Open Society Journalism Fellow Jeffrey Barbee journeyed through Southern Africa to discover locally driven projects that are helping people adapt to Climate Change.
This 30 minute documentary delivers a highly visual and exciting report on these adaptations utilizing scientific data, interviews with project leaders, local farmers and researchers from around region.
Scientific data from South Africa's Center for Industrial and Scientific Research (CSIR) underpins dramatic scenery and personal testimony in this visual tour of Southern Africa most beautiful and fragile landscapes.
Apart from expanding our understanding of Climate Change, this film illustrates in large strokes that adaptation in one the worst affected areas is possible and that the world can sometimes look to Africa for answers to some of the biggest challenges we face.
The Desert Research Foundation of Namibia is one of the oldest research stations in the region based at the foot of an ancient desert ecosystem where African scientists are studying and developing grassroot adaptations to Climate Change.

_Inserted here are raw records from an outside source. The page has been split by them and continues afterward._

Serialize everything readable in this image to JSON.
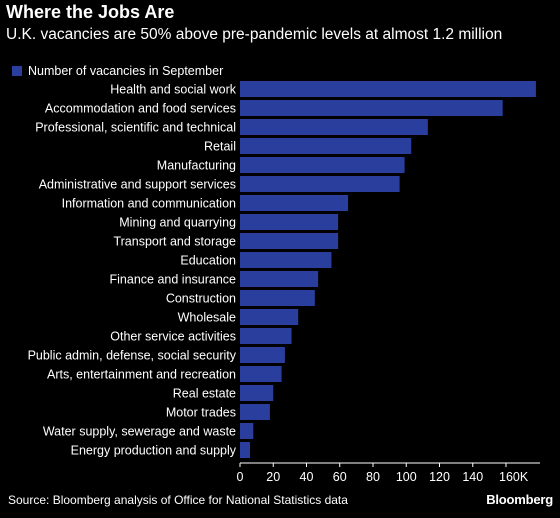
{
  "title": "Where the Jobs Are",
  "subtitle": "U.K. vacancies are 50% above pre-pandemic levels at almost 1.2 million",
  "source": "Source: Bloomberg analysis of Office for National Statistics data",
  "brand": "Bloomberg",
  "colors": {
    "bar": "#2a3f9d",
    "background": "#000000",
    "text": "#ffffff"
  },
  "chart_data": {
    "type": "bar",
    "orientation": "horizontal",
    "legend": [
      "Number of vacancies in September"
    ],
    "legend_position": "top-left",
    "categories": [
      "Health and social work",
      "Accommodation and food services",
      "Professional, scientific and technical",
      "Retail",
      "Manufacturing",
      "Administrative and support services",
      "Information and communication",
      "Mining and quarrying",
      "Transport and storage",
      "Education",
      "Finance and insurance",
      "Construction",
      "Wholesale",
      "Other service activities",
      "Public admin, defense, social security",
      "Arts, entertainment and recreation",
      "Real estate",
      "Motor trades",
      "Water supply, sewerage and waste",
      "Energy production and supply"
    ],
    "series": [
      {
        "name": "Number of vacancies in September",
        "values": [
          178,
          158,
          113,
          103,
          99,
          96,
          65,
          59,
          59,
          55,
          47,
          45,
          35,
          31,
          27,
          25,
          20,
          18,
          8,
          6
        ]
      }
    ],
    "xlim": [
      0,
      180
    ],
    "xticks": [
      "0",
      "20",
      "40",
      "60",
      "80",
      "100",
      "120",
      "140",
      "160K"
    ],
    "xtick_values": [
      0,
      20,
      40,
      60,
      80,
      100,
      120,
      140,
      160
    ],
    "grid": false
  }
}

In the Baviaanskloof of South Africa the government, civil groups and local communities have joined forces to replant vast areas of the shrub Spekboom. This restores the water in the area, and also generates financial benefits through the carbon market creating a sustainable cycle of renewal that ultimately finances itself, creates jobs, and secures scarce water resources for future generations.

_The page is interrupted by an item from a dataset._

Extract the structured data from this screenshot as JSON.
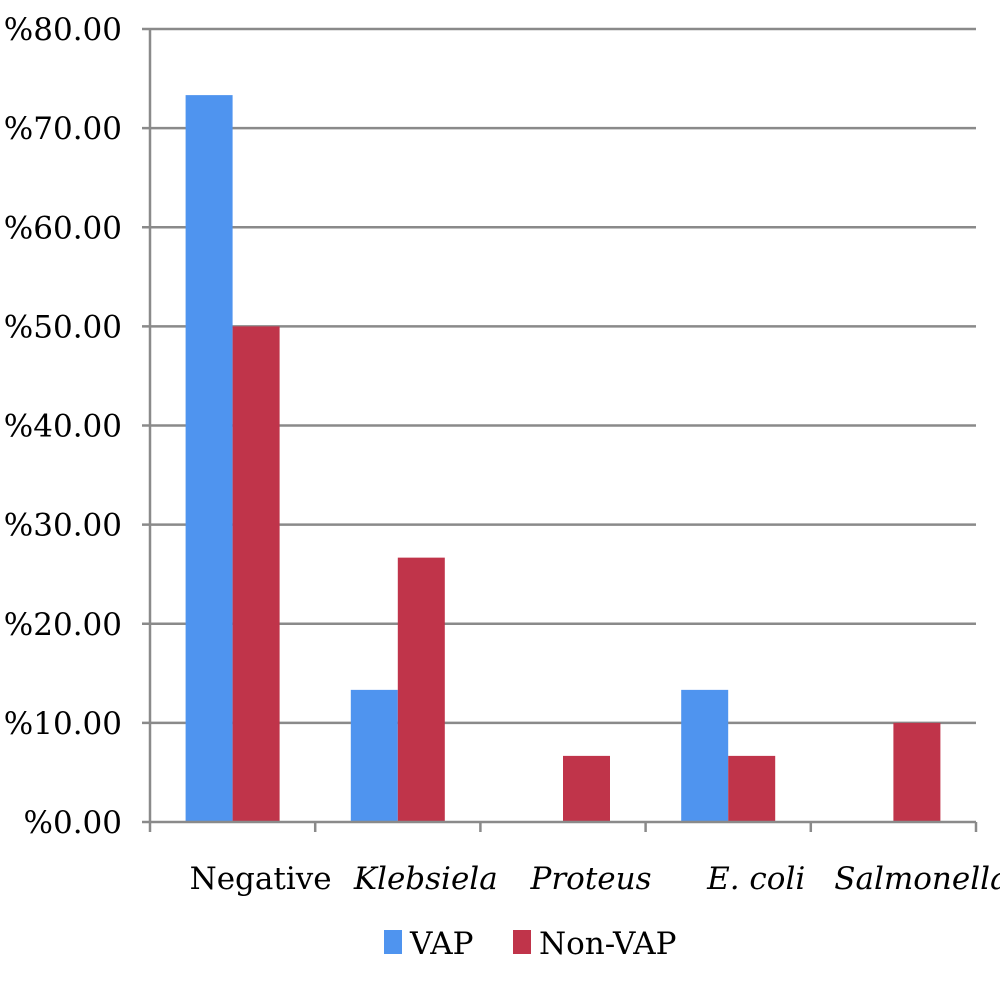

In the North of Zambia the benefits of conservation farming have come at a time when the rainfall has become more erratic. The country, through a public private partnership with the Conservation Farming Unit, has 300,000 farmers working in conservation agriculture. This system helps farmers adapt to climate change, increasing food security dramatically and supporting the livelihoods of more than a million people.
On a regional level, the Kavango Zambezi Transfrontier Conservation Area (KAZA) focuses on the health of two large watersheds that straddle five countries' borders. It provides a striking example of a multi-national conservation approach that cascades the problem of water security in a time of climate change up to a regional level where international agreements like this ambitious project are vital for sharing and securing resources for everyone's benefit.
This film illustrates that there is hope here in Africa and helps create a climate for change in the way we see ourselves -from consumers, to caretakers of nature.